2

I have a data analysis pipeline that consists of multiple steps. I have generated a snakemake pipeline (new for me) and the output of every task (and input of the next task) is a pickle file containing either a DataFrame or a list of DataFrames. Everything is fine except I cannot open the pickle files manually. Of note, the pipeline uses a dedicated conda environment.

import _pickle
with open("testb/first/out/stacks.pkl", "rb") as f:
    data = _pickle.load(f)

I get this error:

AttributeError: Can't get attribute '_unpickle_block' on <module 'pandas._libs.internals' from 'C:\\Users\\sebde\\anaconda3\\envs\\dbm\\lib\\site-packages\\pandas\\_libs\\internals.cp39-win_amd64.pyd'

Python 3.10.2, Snakemake-minimal 7.0.4 (as per documentation, I'm on Windows), Pandas 1.4.1

SultanOrazbayev
  • 14,900
  • 3
  • 16
  • 46
SebDL
  • 200
  • 1
  • 7
  • The first thing that came to my mind was to check the compatibility between the pandas and the pickle, but I assume that is no issue. The second is a recommendation, maybe you can try convert the pickle to csv that way you can open it with any version of pandas.
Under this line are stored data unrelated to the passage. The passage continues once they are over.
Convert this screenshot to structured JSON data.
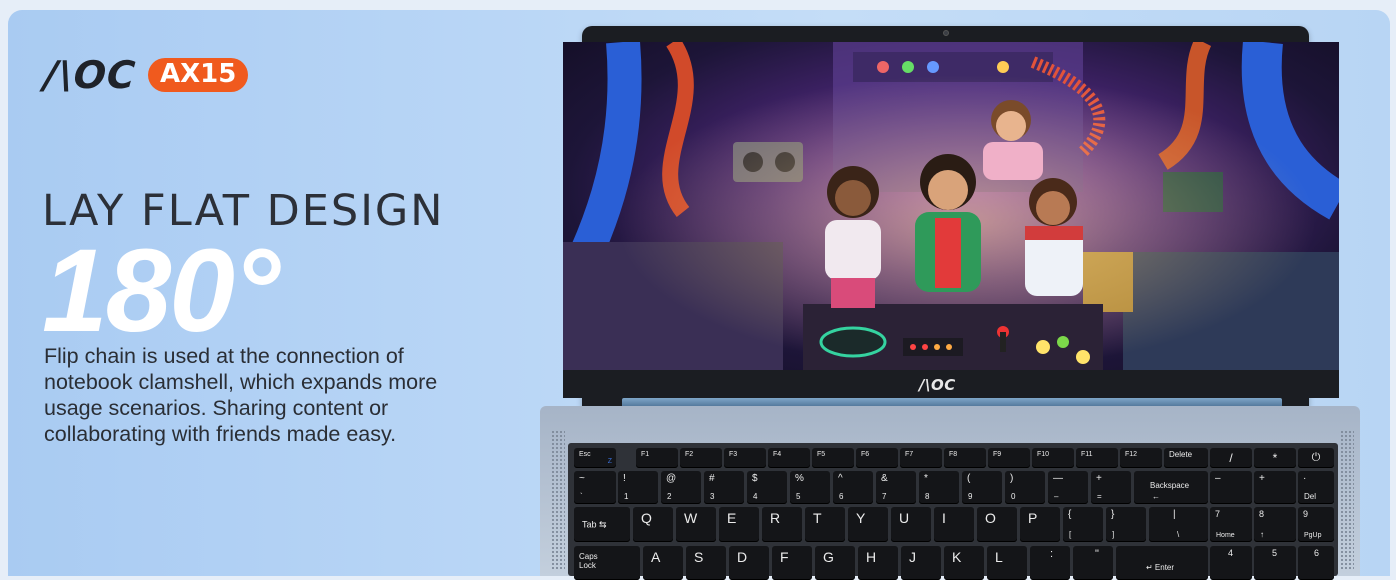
{
  "brand": {
    "logo": "/\\OC",
    "model": "AX15",
    "accent": "#f05a1e"
  },
  "hero": {
    "headline": "LAY FLAT DESIGN",
    "degree": "180°",
    "description": "Flip chain is used at the connection of notebook clamshell, which expands more usage scenarios. Sharing content or collaborating with friends made easy."
  },
  "laptop": {
    "bezel_logo": "/\\OC",
    "screen_art": "children-in-retro-machine-room",
    "keyboard": {
      "row1": [
        {
          "main": "Esc"
        },
        {
          "main": "F1",
          "sub": "Z"
        },
        {
          "main": "F2"
        },
        {
          "main": "F3"
        },
        {
          "main": "F4"
        },
        {
          "main": "F5"
        },
        {
          "main": "F6"
        },
        {
          "main": "F7"
        },
        {
          "main": "F8"
        },
        {
          "main": "F9"
        },
        {
          "main": "F10"
        },
        {
          "main": "F11"
        },
        {
          "main": "F12"
        },
        {
          "main": "Delete"
        },
        {
          "main": "/"
        },
        {
          "main": "*"
        },
        {
          "main": "power-icon"
        }
      ],
      "row2": [
        {
          "top": "~",
          "bot": "`"
        },
        {
          "top": "!",
          "bot": "1"
        },
        {
          "top": "@",
          "bot": "2"
        },
        {
          "top": "#",
          "bot": "3"
        },
        {
          "top": "$",
          "bot": "4"
        },
        {
          "top": "%",
          "bot": "5"
        },
        {
          "top": "^",
          "bot": "6"
        },
        {
          "top": "&",
          "bot": "7"
        },
        {
          "top": "*",
          "bot": "8"
        },
        {
          "top": "(",
          "bot": "9"
        },
        {
          "top": ")",
          "bot": "0"
        },
        {
          "top": "—",
          "bot": "–"
        },
        {
          "top": "+",
          "bot": "="
        },
        {
          "top": "Backspace",
          "bot": "←"
        },
        {
          "top": "–",
          "bot": ""
        },
        {
          "top": "+",
          "bot": ""
        },
        {
          "top": "·",
          "bot": "Del"
        }
      ],
      "row3": [
        {
          "main": "Tab ⇆"
        },
        {
          "main": "Q"
        },
        {
          "main": "W"
        },
        {
          "main": "E"
        },
        {
          "main": "R"
        },
        {
          "main": "T"
        },
        {
          "main": "Y"
        },
        {
          "main": "U"
        },
        {
          "main": "I"
        },
        {
          "main": "O"
        },
        {
          "main": "P"
        },
        {
          "top": "{",
          "bot": "["
        },
        {
          "top": "}",
          "bot": "]"
        },
        {
          "top": "|",
          "bot": "\\"
        },
        {
          "top": "7",
          "bot": "Home"
        },
        {
          "top": "8",
          "bot": "↑"
        },
        {
          "top": "9",
          "bot": "PgUp"
        }
      ],
      "row4": [
        {
          "main": "Caps Lock"
        },
        {
          "main": "A"
        },
        {
          "main": "S"
        },
        {
          "main": "D"
        },
        {
          "main": "F"
        },
        {
          "main": "G"
        },
        {
          "main": "H"
        },
        {
          "main": "J"
        },
        {
          "main": "K"
        },
        {
          "main": "L"
        },
        {
          "top": ":",
          "bot": ";"
        },
        {
          "top": "\"",
          "bot": "'"
        },
        {
          "main": "↵ Enter"
        },
        {
          "top": "4",
          "bot": ""
        },
        {
          "top": "5",
          "bot": ""
        },
        {
          "top": "6",
          "bot": ""
        }
      ]
    }
  }
}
Unless the dataframe contains objects csv should be fine. – Mikolaj Mar 15 '22 at 16:22
  • 1
    Some of the dataframes contain objects indeed. csv conversion is not applicable in my case. – SebDL Mar 16 '22 at 08:45
  • 1
    Some googling suggests this may be due to different versions of pandas used to write and read the pickle (e.g. https://stackoverflow.com/questions/70944402/unable-to-open-spydata-in-spyder-cant-get-attribute-unpickle-block-on) - could that be the case for you? Check the version of pandas inside and outside the conda env. – dariober Mar 16 '22 at 08:56
  • Items beginning with underscore are internals and not meant to be accessed. Maybe you switched to that when using Pandas `read_pickle` wasn't working? If you tried other things then they should be in the post. Did you use Pandas to pickle your objects? As others point out, use the same Pandas version to unpickle. Is this specific to snakemake being involved? – Wayne Mar 21 '22 at 15:09

1 Answers1

0

One easy thing to try (but which might not work) is to use pickle rather than _pickle:

# the "as" part is to avoid adjust downstream code
# but if this is not a concern a regular import is better
# (i.e. "import pickle")
import pickle as _pickle
SultanOrazbayev
  • 14,900
  • 3
  • 16
  • 46